Urbano (4)


Urbano acudía a los bares para las grandes ocasiones de su vida, bien porque el relieve de la circunstancia en su existencia le hiciera preferir vivirla acompañado, bien porque le apeteciera sin más compartir con el prójimo ese momento. Los visitaba para rellenar la quiniela, cumplimentar cualquier impreso que reclamara patente asesoría, ver el fútbol en los canales de pago, atender al parte televisado si la actualidad traía enjundia, hacer la llamada telefónica semanal a su madre, mirar la prensa, meditar si ese fin de semana marchaba al pueblo... En realidad continuaba con la conducta adquirida en el pueblo. Allí se bajaba al bar cuando no había qué hacer, lo cual era raro, pues siempre salía algún chapuz, en la casa o en las tierras, o cuando no, había que echar una mano a alguien. Sin embargo ahora, terminada la jornada laboral le llegaba el ocio puro, junto y de una vez, y Urbano, si no tenía una herramienta en las manos tenía un vaso, con la salvedad que aquí no había cuatro establecimientos sino ciento, a causa de este exceso de oferta abusaba algo de su único entretenimiento, de momento nada serio, a lo sumo, alguna vez se había levantado con una sensación de abotargamiento que con el primer café de la mañana desaparecía.

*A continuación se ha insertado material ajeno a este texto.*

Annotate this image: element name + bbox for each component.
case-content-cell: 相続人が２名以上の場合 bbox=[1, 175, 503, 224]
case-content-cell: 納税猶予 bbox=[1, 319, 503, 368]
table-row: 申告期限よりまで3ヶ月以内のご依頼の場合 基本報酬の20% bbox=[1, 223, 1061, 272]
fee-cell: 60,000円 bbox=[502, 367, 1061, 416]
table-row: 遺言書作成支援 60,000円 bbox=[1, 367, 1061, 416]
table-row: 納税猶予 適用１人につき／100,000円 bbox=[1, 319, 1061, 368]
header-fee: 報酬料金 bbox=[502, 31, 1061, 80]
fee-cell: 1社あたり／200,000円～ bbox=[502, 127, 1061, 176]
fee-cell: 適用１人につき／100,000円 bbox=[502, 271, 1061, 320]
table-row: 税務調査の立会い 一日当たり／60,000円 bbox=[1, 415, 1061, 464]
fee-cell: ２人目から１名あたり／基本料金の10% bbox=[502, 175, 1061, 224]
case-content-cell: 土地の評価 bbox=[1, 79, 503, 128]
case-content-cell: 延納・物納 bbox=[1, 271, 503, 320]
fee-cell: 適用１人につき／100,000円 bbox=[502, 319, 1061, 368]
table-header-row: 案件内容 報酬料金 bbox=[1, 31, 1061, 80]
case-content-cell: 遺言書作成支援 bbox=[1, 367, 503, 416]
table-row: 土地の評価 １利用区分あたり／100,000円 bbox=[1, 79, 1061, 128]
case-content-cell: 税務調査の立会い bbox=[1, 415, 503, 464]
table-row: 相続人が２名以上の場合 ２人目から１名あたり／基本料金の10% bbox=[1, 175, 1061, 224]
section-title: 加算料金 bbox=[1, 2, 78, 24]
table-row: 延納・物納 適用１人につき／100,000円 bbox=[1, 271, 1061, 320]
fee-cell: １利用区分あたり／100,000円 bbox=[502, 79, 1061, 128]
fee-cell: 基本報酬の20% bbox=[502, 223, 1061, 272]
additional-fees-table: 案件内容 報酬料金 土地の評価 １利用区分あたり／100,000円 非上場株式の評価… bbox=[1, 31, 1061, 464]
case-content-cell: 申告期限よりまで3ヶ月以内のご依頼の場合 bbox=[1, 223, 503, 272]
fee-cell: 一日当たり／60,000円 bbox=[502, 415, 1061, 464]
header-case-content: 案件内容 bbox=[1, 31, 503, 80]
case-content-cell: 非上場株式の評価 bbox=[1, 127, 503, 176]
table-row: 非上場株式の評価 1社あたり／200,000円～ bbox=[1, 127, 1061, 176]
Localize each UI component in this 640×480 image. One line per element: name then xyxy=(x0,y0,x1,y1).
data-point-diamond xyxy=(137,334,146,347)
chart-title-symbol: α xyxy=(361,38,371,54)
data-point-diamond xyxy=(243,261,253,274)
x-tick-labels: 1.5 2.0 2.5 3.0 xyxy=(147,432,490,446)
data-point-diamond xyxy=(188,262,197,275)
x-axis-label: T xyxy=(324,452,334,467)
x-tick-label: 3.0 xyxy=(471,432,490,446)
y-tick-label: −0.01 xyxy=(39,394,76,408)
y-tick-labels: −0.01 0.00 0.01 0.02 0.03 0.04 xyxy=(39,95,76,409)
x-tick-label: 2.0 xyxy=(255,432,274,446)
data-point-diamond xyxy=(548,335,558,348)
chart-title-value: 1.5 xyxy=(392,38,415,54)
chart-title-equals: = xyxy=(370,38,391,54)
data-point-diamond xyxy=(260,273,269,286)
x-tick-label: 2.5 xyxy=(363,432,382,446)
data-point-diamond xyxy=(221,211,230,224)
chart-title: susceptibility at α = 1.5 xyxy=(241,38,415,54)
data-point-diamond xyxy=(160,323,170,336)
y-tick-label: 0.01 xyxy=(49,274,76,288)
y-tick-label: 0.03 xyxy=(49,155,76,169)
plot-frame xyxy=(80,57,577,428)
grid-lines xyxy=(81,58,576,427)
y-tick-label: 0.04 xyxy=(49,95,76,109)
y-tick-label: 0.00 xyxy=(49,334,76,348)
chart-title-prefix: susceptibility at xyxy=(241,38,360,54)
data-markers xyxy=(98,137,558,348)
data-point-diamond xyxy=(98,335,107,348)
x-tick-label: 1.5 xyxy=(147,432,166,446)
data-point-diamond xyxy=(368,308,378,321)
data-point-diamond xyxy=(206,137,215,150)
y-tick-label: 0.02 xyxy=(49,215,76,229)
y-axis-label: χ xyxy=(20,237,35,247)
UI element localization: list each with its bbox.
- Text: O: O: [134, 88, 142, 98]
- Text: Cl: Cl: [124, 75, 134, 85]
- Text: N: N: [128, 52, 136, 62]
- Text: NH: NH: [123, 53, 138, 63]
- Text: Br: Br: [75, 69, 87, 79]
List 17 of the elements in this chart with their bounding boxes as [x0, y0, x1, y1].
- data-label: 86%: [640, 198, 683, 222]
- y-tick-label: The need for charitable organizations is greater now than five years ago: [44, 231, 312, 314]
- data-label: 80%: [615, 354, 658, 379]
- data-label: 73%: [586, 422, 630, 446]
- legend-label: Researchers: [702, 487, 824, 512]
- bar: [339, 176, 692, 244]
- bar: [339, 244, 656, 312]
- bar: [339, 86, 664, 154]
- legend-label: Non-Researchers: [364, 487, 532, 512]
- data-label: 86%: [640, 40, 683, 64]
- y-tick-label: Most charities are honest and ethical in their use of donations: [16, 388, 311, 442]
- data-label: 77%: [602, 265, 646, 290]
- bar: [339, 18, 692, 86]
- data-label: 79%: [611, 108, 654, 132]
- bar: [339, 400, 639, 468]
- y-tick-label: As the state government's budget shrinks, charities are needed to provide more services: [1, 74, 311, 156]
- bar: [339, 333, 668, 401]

De coincidir en los mismos bares, Urbano había ganado la confianza de parroquianos que como él, encuentran distracción en tomar un chato acompañado. Le entretenían las conversaciones intrascendentes de la barra, versadas en generalidades y tópicos, dulcemente descomprometidas, salvo cuando después de unos cuantos vinos a alguno se le escapaba un vertido de intimidad a la charla, hacíase entonces un silencio breve, para continuar con las livianeces una vez que el grupo se sobreponía del indecoro emocional del de turno; todos tenían problemas y no estaban allí para solucionarlos, callaban ante el desahogo ajeno y continuaban hablando pasados unos segundos. Aquella tácita sociedad de consumidores guarecía peculiarmente de la soledad a sus miembros. Sus relaciones estaban circunscritas al recinto tabernario en el que discurrían, rara vez traspasaban esa puerta, generalmente cada uno entraba solo y salía por su cuenta, aunque probablemente muchos vinieran o fueran al mismo sitio. De hecho, para evitar una situación violenta ya se preocupaban ellos de escalonar el término de sus bebidas, vigilándose el nivel de los vasos mutuamente para no acabar dos al mismo tiempo, así evitaban que se diera la ocasión de compartir trayecto. Paulatinamente, se iban despidiendo uno a uno como si ya no fueran a encontrarse, indicando su partida con frases como, “Venga...”, “Hala: marcho...”, “Antes de ir a casa lo mismo me paso por donde el Jose....” Y así, sin prisa pero sin pausa, abandonaban uno a uno el local, dejando al último la responsabilidad de despedirse del camarero. No obstante, bien es sabido que el roce hace el cariño, eso, o que mucho pesan las costumbres, es por ello que si algún asiduo faltaba una temporada, los presentes se preguntaban por él, a ver si alguien le había visto cruzando el puente o andando por el barrio, más que nada para saber si tenían que beber para exorcizar alguna desgracia. Cuando el ausente volvía, jamás se le pedían directamente explicaciones.

Así eran los ronderos. Ronderos porque hacen ronda.